In the stock market, there’s an old adage about catching falling knives and how dumb it is to do that. When a stock is falling, it will likely to continue to fall; it’s difficult to perfectly time the bottom of the market. WoW Tokens are similar. Don’t try to catch a falling price: The right time to buy a WoW Token is right after its price starts rising modestly. If you’re trying to sell a WoW Token for gold, the best price to do so is right after the price starts to fall modestly. We know this thanks to the market’s pattern.
The folks at wowtoken.info have done an absolutely terrific job of tracking WoW Token prices in-game since their launch in April. The data below was pulled directly from that site. If you’re buying or selling WoW Tokens, it’s a great resource for the latest market pricing. They also have a ticker-style Twitter account, @WoWTokens, which I personally think is worth following.
When Blizzard launched WoW Tokens, the opening price was artificially set at 30,000 gold – it was as good an initial guess as any. And for a few hours, that price held. But ultimately, game time buyers were sated faster than gold buyers. Within the next 24 hours, the price of a WoW Token dropped nearly 10K. WoW Tokens would eventually hit a record low of 17,907 gold.
Lately, the WoW Token’s value in in-game gold has bounced back. The two-week trading range has been roughly 21,509g to 24,310g, with prices hanging around the upper end of the range as of late. Prices are becoming much more stable because the market is falling into balance. Huge daily swings in price are probably done until something major, like a new patch, disrupts the market again.

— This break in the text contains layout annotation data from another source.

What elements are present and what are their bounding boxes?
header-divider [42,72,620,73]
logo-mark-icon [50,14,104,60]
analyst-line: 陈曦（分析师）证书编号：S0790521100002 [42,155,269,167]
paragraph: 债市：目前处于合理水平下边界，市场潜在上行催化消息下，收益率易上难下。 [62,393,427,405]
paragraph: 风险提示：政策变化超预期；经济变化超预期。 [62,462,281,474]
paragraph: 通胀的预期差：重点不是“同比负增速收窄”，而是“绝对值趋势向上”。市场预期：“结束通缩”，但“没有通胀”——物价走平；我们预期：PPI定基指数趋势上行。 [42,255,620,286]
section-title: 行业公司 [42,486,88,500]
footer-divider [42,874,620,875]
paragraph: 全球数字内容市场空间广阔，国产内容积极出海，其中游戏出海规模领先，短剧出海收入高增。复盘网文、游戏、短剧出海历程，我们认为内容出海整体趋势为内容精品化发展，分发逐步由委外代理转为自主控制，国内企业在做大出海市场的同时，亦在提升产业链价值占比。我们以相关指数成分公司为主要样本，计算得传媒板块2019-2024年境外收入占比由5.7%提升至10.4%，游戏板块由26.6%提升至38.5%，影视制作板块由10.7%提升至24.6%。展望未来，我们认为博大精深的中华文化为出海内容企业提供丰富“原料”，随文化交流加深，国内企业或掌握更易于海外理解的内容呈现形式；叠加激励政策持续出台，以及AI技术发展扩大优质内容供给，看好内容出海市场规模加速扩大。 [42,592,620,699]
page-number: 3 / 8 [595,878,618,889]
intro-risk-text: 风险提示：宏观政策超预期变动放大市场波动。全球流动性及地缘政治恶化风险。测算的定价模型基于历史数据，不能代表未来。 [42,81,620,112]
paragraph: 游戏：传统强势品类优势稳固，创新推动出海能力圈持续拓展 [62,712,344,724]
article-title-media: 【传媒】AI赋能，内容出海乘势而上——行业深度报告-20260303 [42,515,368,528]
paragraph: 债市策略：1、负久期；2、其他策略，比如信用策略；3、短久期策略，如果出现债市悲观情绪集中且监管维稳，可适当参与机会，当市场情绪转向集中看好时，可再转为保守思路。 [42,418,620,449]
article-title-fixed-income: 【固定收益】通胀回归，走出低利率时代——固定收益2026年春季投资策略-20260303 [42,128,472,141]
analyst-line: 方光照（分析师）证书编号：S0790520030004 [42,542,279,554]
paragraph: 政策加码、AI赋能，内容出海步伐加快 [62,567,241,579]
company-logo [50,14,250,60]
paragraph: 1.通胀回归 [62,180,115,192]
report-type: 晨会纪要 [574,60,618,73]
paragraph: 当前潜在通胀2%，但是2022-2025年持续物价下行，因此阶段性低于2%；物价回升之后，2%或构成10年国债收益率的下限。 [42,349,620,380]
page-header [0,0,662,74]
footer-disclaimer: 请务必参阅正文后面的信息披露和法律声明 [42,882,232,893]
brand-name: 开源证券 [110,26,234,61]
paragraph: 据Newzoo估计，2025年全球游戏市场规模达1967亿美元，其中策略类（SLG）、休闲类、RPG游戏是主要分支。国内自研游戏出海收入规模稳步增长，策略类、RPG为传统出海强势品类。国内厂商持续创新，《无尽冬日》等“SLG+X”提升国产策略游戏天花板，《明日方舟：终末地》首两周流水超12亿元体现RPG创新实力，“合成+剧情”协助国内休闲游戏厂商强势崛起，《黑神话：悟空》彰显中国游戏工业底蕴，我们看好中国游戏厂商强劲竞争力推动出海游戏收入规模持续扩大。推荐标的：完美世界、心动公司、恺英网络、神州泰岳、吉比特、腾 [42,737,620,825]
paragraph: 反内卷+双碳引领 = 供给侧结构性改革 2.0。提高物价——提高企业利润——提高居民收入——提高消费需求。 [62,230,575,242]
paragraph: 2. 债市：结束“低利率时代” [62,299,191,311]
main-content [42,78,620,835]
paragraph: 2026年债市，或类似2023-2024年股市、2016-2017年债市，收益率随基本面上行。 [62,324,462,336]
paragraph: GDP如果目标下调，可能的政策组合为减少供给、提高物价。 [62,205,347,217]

It’s impossible to know for sure what will happen to prices moving forward, but we can make a few educated guesses. We’re currently in the patch 6.1 doldrums – people seem to be showing slightly less interest in playing WoW because of a lack of new content. No new content to gear for means that people aren’t spending a lot of in-game gold. This has driven the gold value of game time slightly higher. Expect a slow-but-modest rise to persist through until patch 6.2 drops, because game time buyers with big pockets have very big pockets, and it’s smart to cash out if you comfortably can.
Certainly, new content will have a huge impact on the WoW Token market. People will suddenly have a need for in-game gold as they seek expensive enchants and new bind-on-equip gear. At the same time, though, demand for purchasing game time with in-game gold will also increase – new content means people will want to get in the game and play it. It’s hard to say which will win out for sure, but you can definitely expect some short-term volatility in pricing.
If you’re looking to buy in-game gold, the next few weeks before patch 6.2 hits looks like it might be a good time to do it. (Ideally, you should time your purchase around 7:30AM EDT, since that seems to be a typical daily low point.) If you’re looking to buy game time, you might want to try waiting until a few weeks after the launch of 6.2 if you can. At that point, people will still want a lot of gold to spend in game, but the desire to purchase game time will likely be more muted, making it a better buy for you.